Policiers brûlés à Viry-Châtillon : trois condamnés se pourvoient en cassation
Publié : 22 avril 2021 à 8h15 par Iris Mazzacurati
Les trois hommes condamnés à 18 ans de prison pour avoir attaqué et brûlé des policiers à Viry-Châtillon en 2016, se sont pourvus en cassation.
Au terme de six semaines de procès à huis clos, la cour d'assises des mineurs de Paris a déclaré dimanche 18 avril, cinq des 13 accusés coupables de tentative de meurtre sur des policiers. Trois d'entre eux, qui avaient été condamnés à 18 ans de réclusion, se sont pourvus en cassation.
Ce verdict a été dénoncé comme trop clément par les syndicats de policiers, les avocats des victimes et de nombreux responsables politiques, même si la défense proteste contre la probité de l'enquête.
"C'est une erreur judiciaire, on a mis des innocents en prison car il fallait des noms à tout prix", regrette Me Sarah Mauger-Poliak, avocate d'un jeune acquitté à deux reprises. Selon la défense, les interrogatoires auraient été mal retranscrits, à la défaveur des accusés.
Ces critiques ont fait réagir le directeur général de la police nationale Frédéric Veaux qui a pris la défense des enquêteurs : "Je les soutiens de toutes mes forces quoi qu'il arrive et quoi qu'on dise. Je les défends et je les défendrai", a-t-il déclaré mercredi à l'AFP.
Plusieurs avocats affirment qu'un témoin central, qui était mis en cause au début de l'enquête, a expliqué à la barre, lors du procès en appel à huis clos, qu'il souffrait d'une addiction à la codéine et que lors de sa garde à vue, il était "en manque" et avait eu une "crise de panique".
Cet élément ne figurait pas dans le dossier, selon les avocats de la défense. A la barre, le témoin aurait reconnu avoir "dit de la merde pour se sortir de la merde".

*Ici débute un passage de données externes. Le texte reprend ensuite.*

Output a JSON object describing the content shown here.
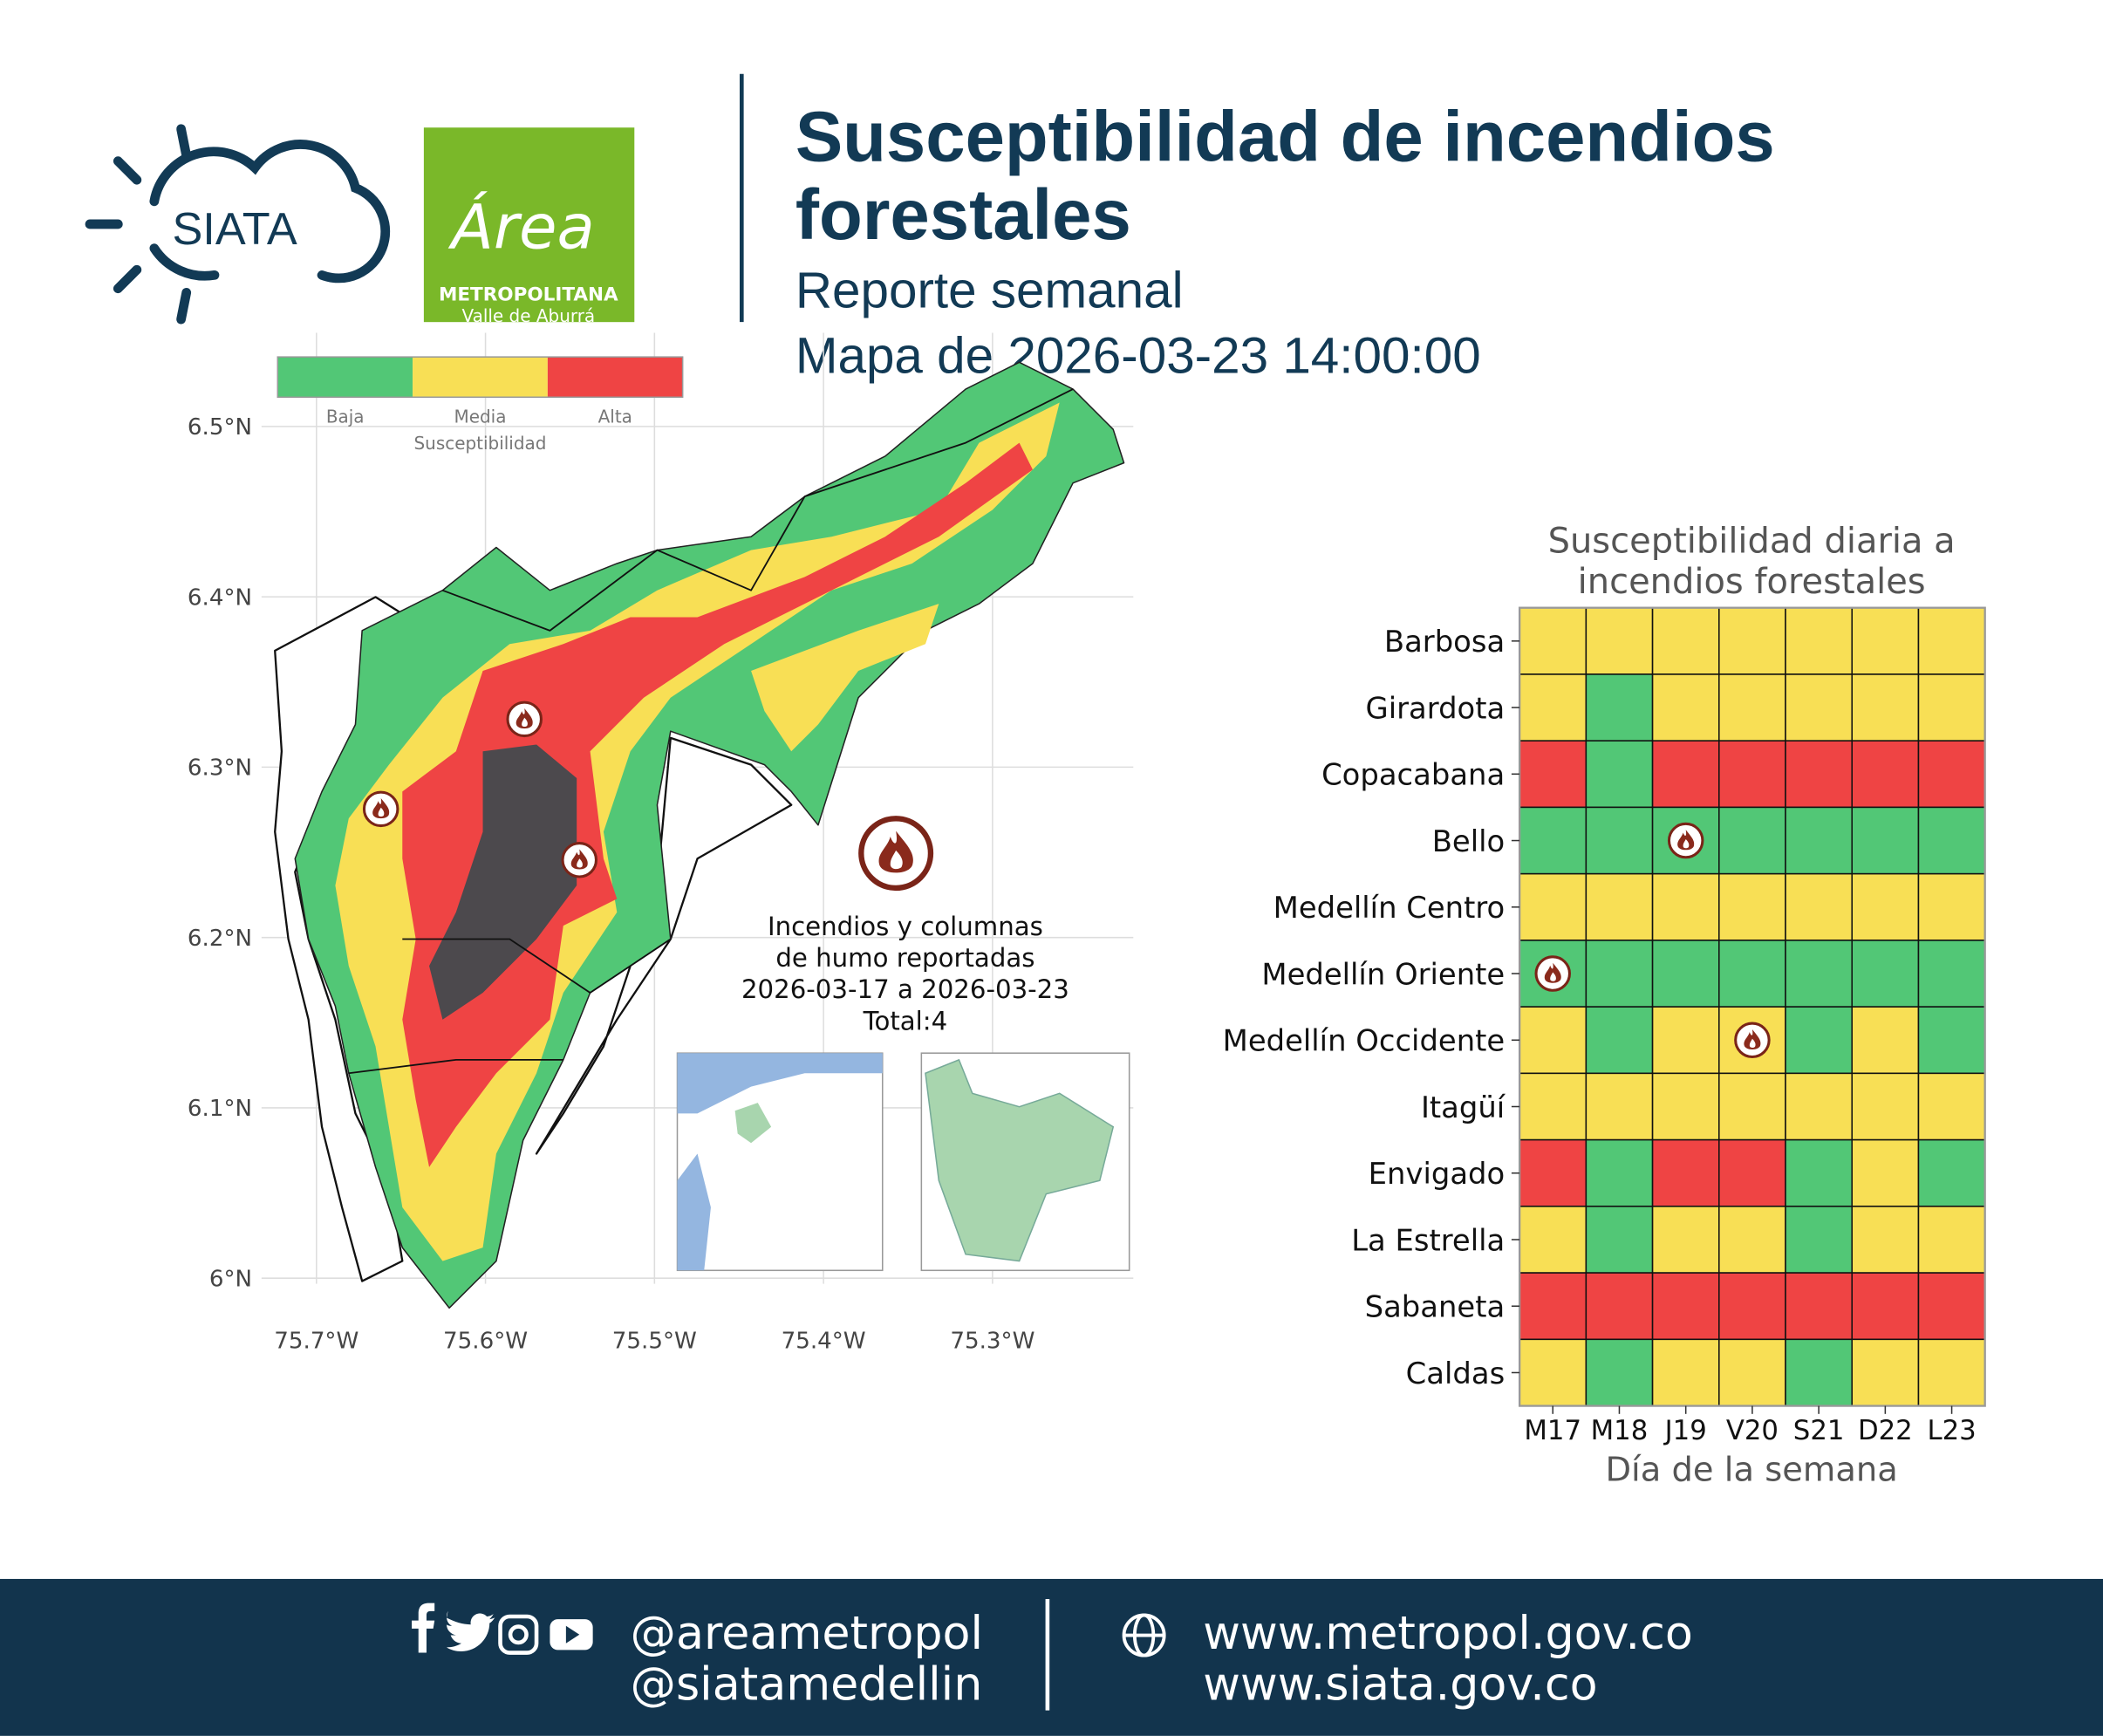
{
  "header": {
    "title": [
      "Susceptibilidad de incendios",
      "forestales"
    ],
    "subtitle": "Reporte semanal",
    "date": "Mapa de 2026-03-23 14:00:00",
    "logo_siata": "SIATA",
    "logo_area": "Área",
    "logo_area_sub": "METROPOLITANA",
    "logo_area_sub2": "Valle de Aburrá"
  },
  "legend": {
    "title": "Susceptibilidad",
    "labels": [
      "Baja",
      "Media",
      "Alta"
    ],
    "colors": [
      "#52c776",
      "#f8df55",
      "#ef4444"
    ]
  },
  "map": {
    "xlim": [
      -75.7325,
      -75.2167
    ],
    "ylim": [
      5.977,
      6.555
    ],
    "xticks": [
      {
        "value": -75.7,
        "label": "75.7°W"
      },
      {
        "value": -75.6,
        "label": "75.6°W"
      },
      {
        "value": -75.5,
        "label": "75.5°W"
      },
      {
        "value": -75.4,
        "label": "75.4°W"
      },
      {
        "value": -75.3,
        "label": "75.3°W"
      }
    ],
    "yticks": [
      {
        "value": 6.0,
        "label": "6°N"
      },
      {
        "value": 6.1,
        "label": "6.1°N"
      },
      {
        "value": 6.2,
        "label": "6.2°N"
      },
      {
        "value": 6.3,
        "label": "6.3°N"
      },
      {
        "value": 6.4,
        "label": "6.4°N"
      },
      {
        "value": 6.5,
        "label": "6.5°N"
      }
    ],
    "annotation": [
      "Incendios y columnas",
      "de humo reportadas",
      "2026-03-17 a 2026-03-23",
      "Total:4"
    ]
  },
  "heatmap": {
    "title": [
      "Susceptibilidad diaria a",
      "incendios forestales"
    ],
    "rows": [
      "Barbosa",
      "Girardota",
      "Copacabana",
      "Bello",
      "Medellín Centro",
      "Medellín Oriente",
      "Medellín Occidente",
      "Itagüí",
      "Envigado",
      "La Estrella",
      "Sabaneta",
      "Caldas"
    ],
    "columns": [
      "M17",
      "M18",
      "J19",
      "V20",
      "S21",
      "D22",
      "L23"
    ],
    "xlabel": "Día de la semana",
    "cells": [
      [
        1,
        1,
        1,
        1,
        1,
        1,
        1
      ],
      [
        1,
        0,
        1,
        1,
        1,
        1,
        1
      ],
      [
        2,
        0,
        2,
        2,
        2,
        2,
        2
      ],
      [
        0,
        0,
        0,
        0,
        0,
        0,
        0
      ],
      [
        1,
        1,
        1,
        1,
        1,
        1,
        1
      ],
      [
        0,
        0,
        0,
        0,
        0,
        0,
        0
      ],
      [
        1,
        0,
        1,
        1,
        0,
        1,
        0
      ],
      [
        1,
        1,
        1,
        1,
        1,
        1,
        1
      ],
      [
        2,
        0,
        2,
        2,
        0,
        1,
        0
      ],
      [
        1,
        0,
        1,
        1,
        0,
        1,
        1
      ],
      [
        2,
        2,
        2,
        2,
        2,
        2,
        2
      ],
      [
        1,
        0,
        1,
        1,
        0,
        1,
        1
      ]
    ],
    "fires": [
      [
        3,
        2
      ],
      [
        5,
        0
      ],
      [
        6,
        3
      ]
    ]
  },
  "footer": {
    "social": [
      "@areametropol",
      "@siatamedellin"
    ],
    "web": [
      "www.metropol.gov.co",
      "www.siata.gov.co"
    ]
  }
}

"Sur le procès-verbal, on a l'impression que le témoin désigne mon client de manière directe. Mais sur la vidéo (de la garde à vue à laquelle les avocats ont eu accès, ndlr), on voit qu'il ne fait qu'acquiescer aux questions des policiers", explique Me Simonard, conseil d'un jeune deux fois acquitté.
"Mon client a fait 34 mois de détention provisoire sur la base d'une enquête déloyale. En première instance, le parquet avait même requis 30 ans contre lui", ajoute-t-il.
Les enquêteurs "ne cherchaient pas les coupables mais des coupables".
Me Frédérick Petipermon, avocat d'un des accusés qui se pourvoit en cassation, a indiqué à l'AFP avoir déposé une plainte contre les enquêteurs pour "faux et usage de faux". Contacté, le parquet d'Evry a précisé n'avoir pas encore reçu la plainte.
D'autres avocates, Sarah Mauger-Poliak et Yaël Scemama, ont également exprimé leur intention d'attaquer les enquêteurs en justice : "Les policiers ont transmis 15 pages d'audition de mon client aux magistrats quand ils auraient dû en transmettre 245", affirme Me Mauger-Poliak à l'AFP, confirmant des informations révélées mercredi par Mediapart.
"Ses propos, où ils mettaient formellement hors de cause un autre acquitté, ont disparu", appuie-t-elle.
"Ce sont des juges d'instruction qui détenaient l'ensemble du dossier et de tous les éléments d'enquête, y compris les enregistrements des auditions, qui ont décidé du renvoi des accusés devant une cour d'assises", a réagi auprès de l'AFP Me Laurent-Franck Lienard, avocat de deux des victimes.
Un des jeunes acquittés dimanche a déclaré à Mediapart que les enquêteurs "ne cherchaient pas les coupables mais des coupables".
Des propos erronés
A l'inverse, une partie de la classe politique a dénoncé un verdict léger et des propos prêtés à l'avocat général qui avait requis 12 peines allant de 12 à 25 ans de réclusion et un acquittement.
Dans un entretien au Figaro dimanche, Me Thibault de Montbrial, avocat d'une victime, avait assuré que l'avocat général avait dit aux accusés "qu'ils constituaient à ses yeux "une richesse pour le pays"".
Une déclaration qui a suscité de nombreux commentaires à droite et à l'extrême droite. La procureure générale de Paris Catherine Champrenault a regretté mercredi la diffusion de "propos erronés".
"La déformation publique, parcellaire et trompeuse, des propos d'un magistrat, par des personnes manifestement animées d'une intention de nuire et dont certains n'ont pas assisté aux débats, constitue une nouvelle tentative de déstabilisation de l'institution judiciaire", a-t-elle dénoncé dans un communiqué.